On ne manque pas de stratégie.

Les entreprises que nous croisons ont :
– une vision claire
– un marché identifié
– une roadmap
– parfois même un cabinet de conseil qui leur a modélisé tout ça, benchmark à l’appui.

Et pourtant, les résultats stagnent avec:
– le pipeline qui ne convertit pas assez
– les recrutements “prioritaires” qui durent 6 mois.
– les projets clés qui ne finissent jamais
– les dirigeants aspirés par l’opérationnel et le day-to-day.
Le problème n’est pas de savoir quoi faire mais de réussir à le faire vraiment.

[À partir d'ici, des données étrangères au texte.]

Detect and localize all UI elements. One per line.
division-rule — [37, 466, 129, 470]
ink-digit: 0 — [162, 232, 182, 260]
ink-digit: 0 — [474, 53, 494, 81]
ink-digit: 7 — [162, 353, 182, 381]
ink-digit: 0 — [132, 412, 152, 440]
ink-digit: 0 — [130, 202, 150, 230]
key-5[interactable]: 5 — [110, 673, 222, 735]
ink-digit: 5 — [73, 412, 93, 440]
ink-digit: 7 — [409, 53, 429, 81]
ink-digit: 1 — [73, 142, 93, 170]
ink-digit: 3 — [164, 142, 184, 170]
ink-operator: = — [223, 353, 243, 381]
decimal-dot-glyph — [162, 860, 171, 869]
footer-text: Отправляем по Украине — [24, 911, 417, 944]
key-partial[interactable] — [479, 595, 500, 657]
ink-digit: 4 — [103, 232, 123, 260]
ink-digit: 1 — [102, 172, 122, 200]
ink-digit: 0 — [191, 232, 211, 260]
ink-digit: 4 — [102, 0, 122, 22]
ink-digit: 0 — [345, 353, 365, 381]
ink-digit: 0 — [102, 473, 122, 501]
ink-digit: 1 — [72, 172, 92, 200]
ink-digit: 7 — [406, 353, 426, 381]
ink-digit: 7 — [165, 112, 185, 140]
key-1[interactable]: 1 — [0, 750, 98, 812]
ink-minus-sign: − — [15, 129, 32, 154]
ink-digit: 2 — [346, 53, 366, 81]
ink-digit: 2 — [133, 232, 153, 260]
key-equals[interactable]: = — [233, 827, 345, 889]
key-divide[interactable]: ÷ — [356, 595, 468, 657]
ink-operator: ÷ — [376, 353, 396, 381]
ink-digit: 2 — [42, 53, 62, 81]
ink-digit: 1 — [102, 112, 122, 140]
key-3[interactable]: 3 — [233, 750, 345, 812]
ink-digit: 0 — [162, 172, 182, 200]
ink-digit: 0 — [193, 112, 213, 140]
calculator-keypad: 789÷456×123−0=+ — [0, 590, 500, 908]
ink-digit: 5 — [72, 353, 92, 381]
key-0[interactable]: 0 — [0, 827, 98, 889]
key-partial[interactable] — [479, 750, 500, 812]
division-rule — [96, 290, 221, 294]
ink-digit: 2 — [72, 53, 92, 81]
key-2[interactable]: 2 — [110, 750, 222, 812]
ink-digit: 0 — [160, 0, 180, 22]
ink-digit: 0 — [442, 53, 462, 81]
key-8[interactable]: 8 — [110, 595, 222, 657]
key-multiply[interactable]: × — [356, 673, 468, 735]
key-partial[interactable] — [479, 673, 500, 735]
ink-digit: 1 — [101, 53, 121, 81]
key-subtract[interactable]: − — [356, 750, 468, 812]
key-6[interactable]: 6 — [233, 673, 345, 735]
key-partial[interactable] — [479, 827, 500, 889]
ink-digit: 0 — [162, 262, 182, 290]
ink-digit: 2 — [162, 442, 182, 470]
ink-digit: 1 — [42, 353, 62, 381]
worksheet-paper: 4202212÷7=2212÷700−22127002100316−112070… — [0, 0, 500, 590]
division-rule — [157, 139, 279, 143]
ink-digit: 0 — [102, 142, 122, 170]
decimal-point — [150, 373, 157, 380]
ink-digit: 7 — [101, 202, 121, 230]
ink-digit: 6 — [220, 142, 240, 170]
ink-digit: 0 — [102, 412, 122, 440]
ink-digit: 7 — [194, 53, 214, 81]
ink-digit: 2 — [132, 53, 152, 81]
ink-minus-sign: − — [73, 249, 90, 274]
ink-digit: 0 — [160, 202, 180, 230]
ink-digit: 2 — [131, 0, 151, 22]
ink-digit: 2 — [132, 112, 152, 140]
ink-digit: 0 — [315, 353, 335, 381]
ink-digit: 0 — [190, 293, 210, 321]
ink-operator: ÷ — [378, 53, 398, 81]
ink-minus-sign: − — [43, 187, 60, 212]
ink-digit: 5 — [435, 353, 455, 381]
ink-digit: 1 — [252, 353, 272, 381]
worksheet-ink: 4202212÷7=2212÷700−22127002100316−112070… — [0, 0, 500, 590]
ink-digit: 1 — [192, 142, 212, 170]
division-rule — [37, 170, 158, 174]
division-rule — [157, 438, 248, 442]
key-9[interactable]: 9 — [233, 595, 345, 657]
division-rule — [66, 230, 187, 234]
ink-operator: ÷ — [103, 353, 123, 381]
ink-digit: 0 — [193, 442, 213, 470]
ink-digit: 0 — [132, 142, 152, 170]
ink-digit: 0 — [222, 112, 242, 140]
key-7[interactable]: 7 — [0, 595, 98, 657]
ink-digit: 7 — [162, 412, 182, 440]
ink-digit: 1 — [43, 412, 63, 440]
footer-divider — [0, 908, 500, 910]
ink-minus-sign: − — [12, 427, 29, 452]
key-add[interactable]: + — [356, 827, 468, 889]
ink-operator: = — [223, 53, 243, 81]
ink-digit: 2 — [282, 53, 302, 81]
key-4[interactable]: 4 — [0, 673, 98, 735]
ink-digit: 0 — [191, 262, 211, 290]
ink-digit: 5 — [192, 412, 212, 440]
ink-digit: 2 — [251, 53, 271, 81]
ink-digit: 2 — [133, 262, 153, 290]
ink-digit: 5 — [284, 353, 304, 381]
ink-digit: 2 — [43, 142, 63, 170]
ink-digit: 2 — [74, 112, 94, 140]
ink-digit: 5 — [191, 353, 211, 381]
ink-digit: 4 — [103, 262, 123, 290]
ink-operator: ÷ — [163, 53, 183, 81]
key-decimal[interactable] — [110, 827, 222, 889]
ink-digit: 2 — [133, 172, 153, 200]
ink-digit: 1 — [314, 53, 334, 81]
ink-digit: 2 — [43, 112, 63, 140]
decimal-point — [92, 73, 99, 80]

Les travaux de Harvard Business School et de Brightline Initiative convergent: la majorité des stratégies échouent non pas à cause de leur qualité, mais à cause d’une mauvaise exécution.

Autrement dit :
– trop de priorités,
– des responsabilités floues,
– des décisions lentes,
– une coordination faible…

Rien de conceptuel. Que du concret insufisamment géré.
Aujourd’hui, le marché ne manque pas de conseil en stratégie, mais de conseil en exécution stratégique.

Ce qui fonctionne (et qui est moins sexy qu’un nouveau plan stratégique):
– couper 50 % des sujets,
– clarifier qui décide quoi, qui fait quoi, qui doit savoir quoi…
– imposer un rythme hebdo,
– réaligner l’équipe sur 2–3 objectifs,
– traiter puis clore les sujets les uns après les autres.

Bref : du terrain. De l’exécution, pas des slides.

Il existe des méthodes pour sécuriser une exécution stratégique (ce sera l’objet de futurs posts ici) mais il faut aussi quelqu’un pour mettre les mains dans le cambouis et intervenir temporairement – hors des silos, de l’historique et des relations interpersonnelles existantes – pour sécuriser l’exécution, résoudre un point précis, remettre la machine en mouvement, puis partir.

Parce qu’au final : la stratégie rassure, l’exécution paie les factures.